紅牡丹

香久山 ゆみ

紅牡丹

 名前が「久 奈」だから。いのしし年生まれだから。そして、少しぽっちゃりしてるから(ただ、自称ぽっちゃりは、客観的にはちょいやばいかもしんないけど)。

 だから、彼はあたしのことを「ボタン」と呼んだ。

 あたしはそれを気に入っている。あたしのことをボタンと呼ぶのは、彼だけだから。彼はあたしの特別だし、あたしも彼の特別。

 つき合い始めたきっかけは、彼の方からだった。合コンでたまたま隣の席になった時に、彼のシャツのボタンが外れかけているのに気づいて、持っていたソーイングセットで繕ってあげた。それで惚れられたみたい。猛烈にアプローチされて、で、酔った勢いでそういうことになって、なんとなく恋人同士になった。

 だけど、今はあたしの方が愛してる。とてもとても。すごい好き。彼のことが。

 何度も何度も彼とあい、愛を重ねた。愛はどんどん膨らんだ。水を吸った花のように。

 なのに。

 この頃彼は冷たい。会いたい、あいたいあいたいあいたいよ。電話やメールで、どれだけ連絡しても返事がない。やっと返事が来たと思ったら、「勘弁してくれ」って。「重いよ」って(たぶん、体重のことじゃないと思う)。「なんだかお前、こわいよ」って。

 しょーげき。どゆこと? もうあたしと会いたくないって、別れたいってこと? いやいやまさか。だって、彼からあたしのこと好きだって言ったのに。

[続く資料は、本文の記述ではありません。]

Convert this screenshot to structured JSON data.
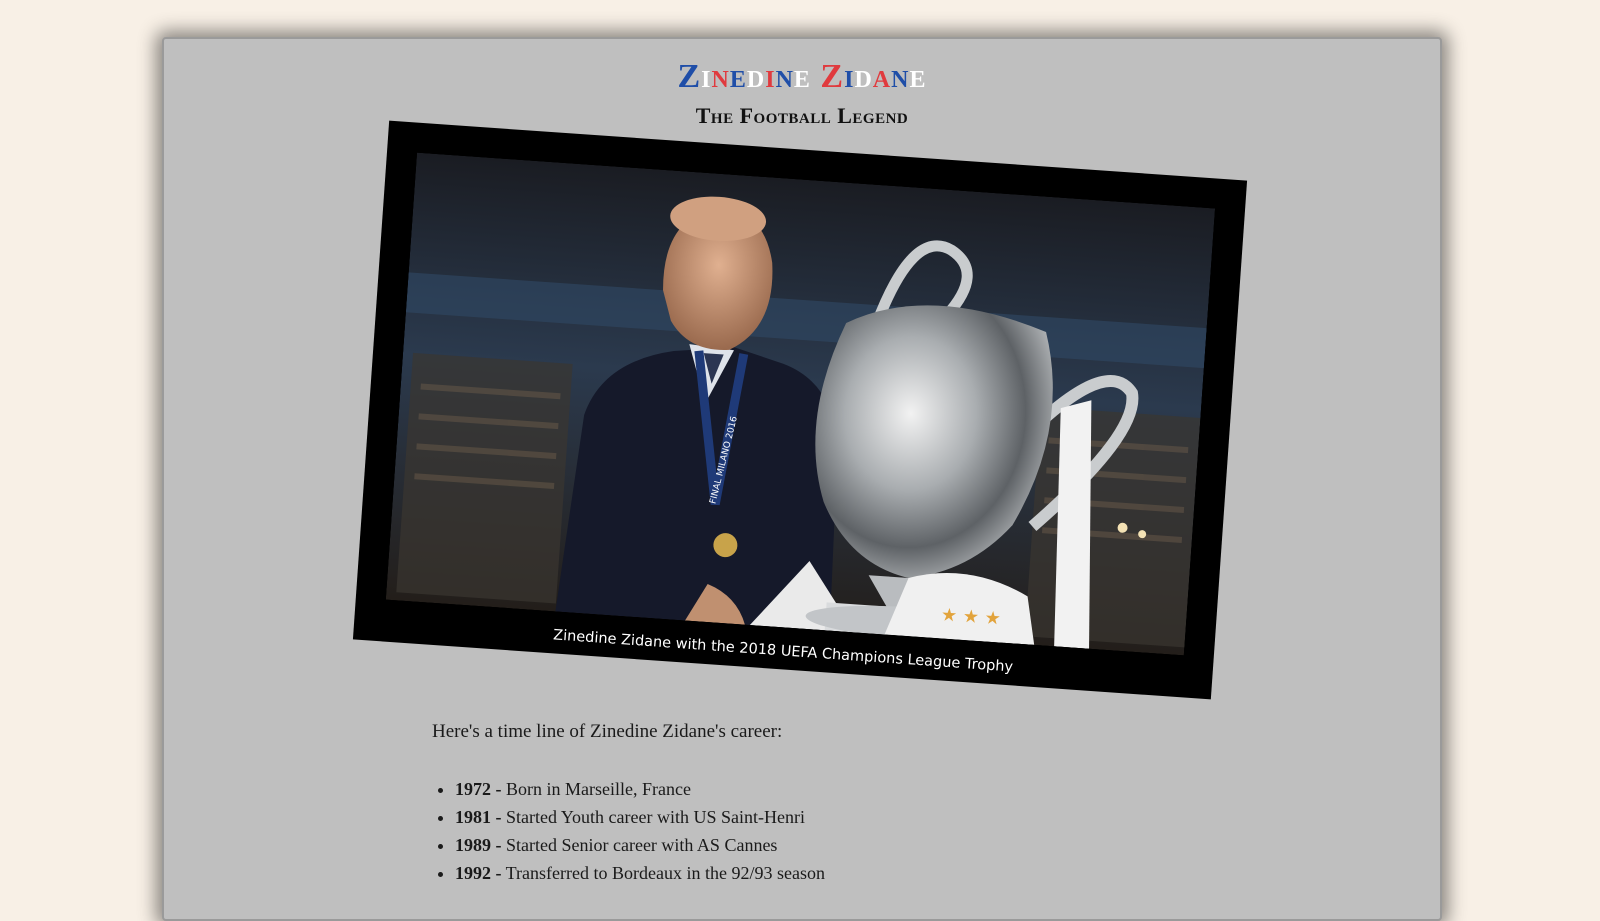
{
  "header": {
    "title_words": [
      {
        "letters": [
          {
            "ch": "Z",
            "color": "#1f4ea8"
          },
          {
            "ch": "i",
            "color": "#ffffff"
          },
          {
            "ch": "n",
            "color": "#e03a3e"
          },
          {
            "ch": "e",
            "color": "#1f4ea8"
          },
          {
            "ch": "d",
            "color": "#ffffff"
          },
          {
            "ch": "i",
            "color": "#e03a3e"
          },
          {
            "ch": "n",
            "color": "#1f4ea8"
          },
          {
            "ch": "e",
            "color": "#ffffff"
          }
        ]
      },
      {
        "letters": [
          {
            "ch": "Z",
            "color": "#e03a3e"
          },
          {
            "ch": "i",
            "color": "#1f4ea8"
          },
          {
            "ch": "d",
            "color": "#ffffff"
          },
          {
            "ch": "a",
            "color": "#e03a3e"
          },
          {
            "ch": "n",
            "color": "#1f4ea8"
          },
          {
            "ch": "e",
            "color": "#ffffff"
          }
        ]
      }
    ],
    "subtitle": "The Football Legend"
  },
  "photo": {
    "caption": "Zinedine Zidane with the 2018 UEFA Champions League Trophy",
    "medal_text": "FINAL MILANO 2016"
  },
  "content": {
    "intro": "Here's a time line of Zinedine Zidane's career:",
    "timeline": [
      {
        "year": "1972 -",
        "event": " Born in Marseille, France"
      },
      {
        "year": "1981 -",
        "event": " Started Youth career with US Saint-Henri"
      },
      {
        "year": "1989 -",
        "event": " Started Senior career with AS Cannes"
      },
      {
        "year": "1992 -",
        "event": " Transferred to Bordeaux in the 92/93 season"
      }
    ]
  }
}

 うそうそうそ。ホントは女ができたんでしょ。いや、うそ、そんなはずない。彼だってあたしのこと好きだもん。なにかきっと理由があるんだよ。大きな借金をしたとか。それであたしに迷惑かけらんないとか。大きな病気がわかったとか。それであたしを哀しませずにさよならするつもりだとか。きっとそう。でも、そんなこと気にしなくていいのに。何があってもあたしは彼のことを愛しているんだから。

 とにかく会わなきゃ。

 そう思って、夜遅かったけど、彼の住むワンルームマンションまで駆けた。

 インターホンを押しても彼は出ない。押しても。おしてもおしても。彼は出ない。ドアノブに手を掛ける。ガチャガチャガチャ。鍵がかかっていてびくとも開かない。ああ、こんなことならば合鍵でも作っておけばよかった。ドンドンドン。ドアを叩く。出ない。なんで? 彼はいるはずなのに。

「ねえ、あたしだよ! ボタンだよ!」

 ドンドンドン。

「ねえ、開けてよ! ねえ!」

 ドンドンドン。彼は出ない。

「ねえ! いるんでしょ! 大丈夫だよ! 開けてよ! あたし、何があっても大丈夫だから! ずっとあなたのそばにいるから! だからお願い! 開けてよ!」

 ドンドンドン!

「やめろ! 帰ってくれ!」

 ドアの内側から彼の声が聞こえた。悲痛な声。ああ、きっと彼もあたしに会いたいのだ。なのに何か事情があって我慢して。あたしは奮い立つ。

「ほら、いるんじゃない! 開けてよ! お願い! あたし大丈夫だから! どんなあなたでも受け入れるから!」

 ドンドンドン! ドンドンドン! なのに、それっきり彼はぴくりとも反応しない。

「ねえ! ねえ! ねえ! 早く! 開けてよ! ずっと一緒だって言ったでしょ!」

 ドンドンドンドンドンドンドン! 隣のドアが少し開いたけれど、隣人はあたしと目が合うなりすぐにドアを閉めてしまった。

「ねえ! ねえ! ねえ! 早く! 早く! 開けてよ! ねえ!」

 ドンドンドンドンドンドンドンドンドン!

 叩き続けたけれど、ドアは固く閉ざされたままだ。それはまるで彼の心のようで。もうどれ程叩き続けただろうか。声も枯れ、手も痺れ、あたしはその場にしゃがみ込む。叩き続けたこぶしには血が滲んでいる。大きく分厚いドア。あたしが叩き続けた後には赤い血の跡が重なり、まるで牡丹の花が咲いたようだ。うつくしくかなしい牡丹の花。

 あたしは脱力してドアに凭れかかるように座り込む。もうぴくりとも動く気力がない。彼はすぐそこにいるのに。このドア一枚隔てて。まるで大きな壁のようだ。今あたしにできることは、ただここにいることだけ。

 そっと目を閉じて彼との思い出を辿ると涙が溢れてきたけれど、もう泣き声を上げる力さえ残っていない。会いたい、ただ会いたい。だって愛しているのだもの。

 どれくらいの時間が経ったのだろう。ぼんやりと空が白み始めてきた。泣き腫らして真っ赤に充血したあたしの目とは対照的に。

 その時。ことりと音がした。ドアの内側で。彼だ。あたしはそっと耳を澄ます。彼だ。そろそろと忍ぶような足音が聞こえる。足音はドアの前でしばし立ち止まり。――そして、ためらうようにそっとドアが開いた。

 内開きのドアが開くとともに、凭れかかって座っていたあたしは、ころんと彼の足元に転がった。ずいぶん久しぶりに見る彼の姿に、あたしは狂喜の笑みを浮かべる。あたしの姿を目にした彼も驚きの表情を浮かべ、そして、彼は光るものをあたしに向けた。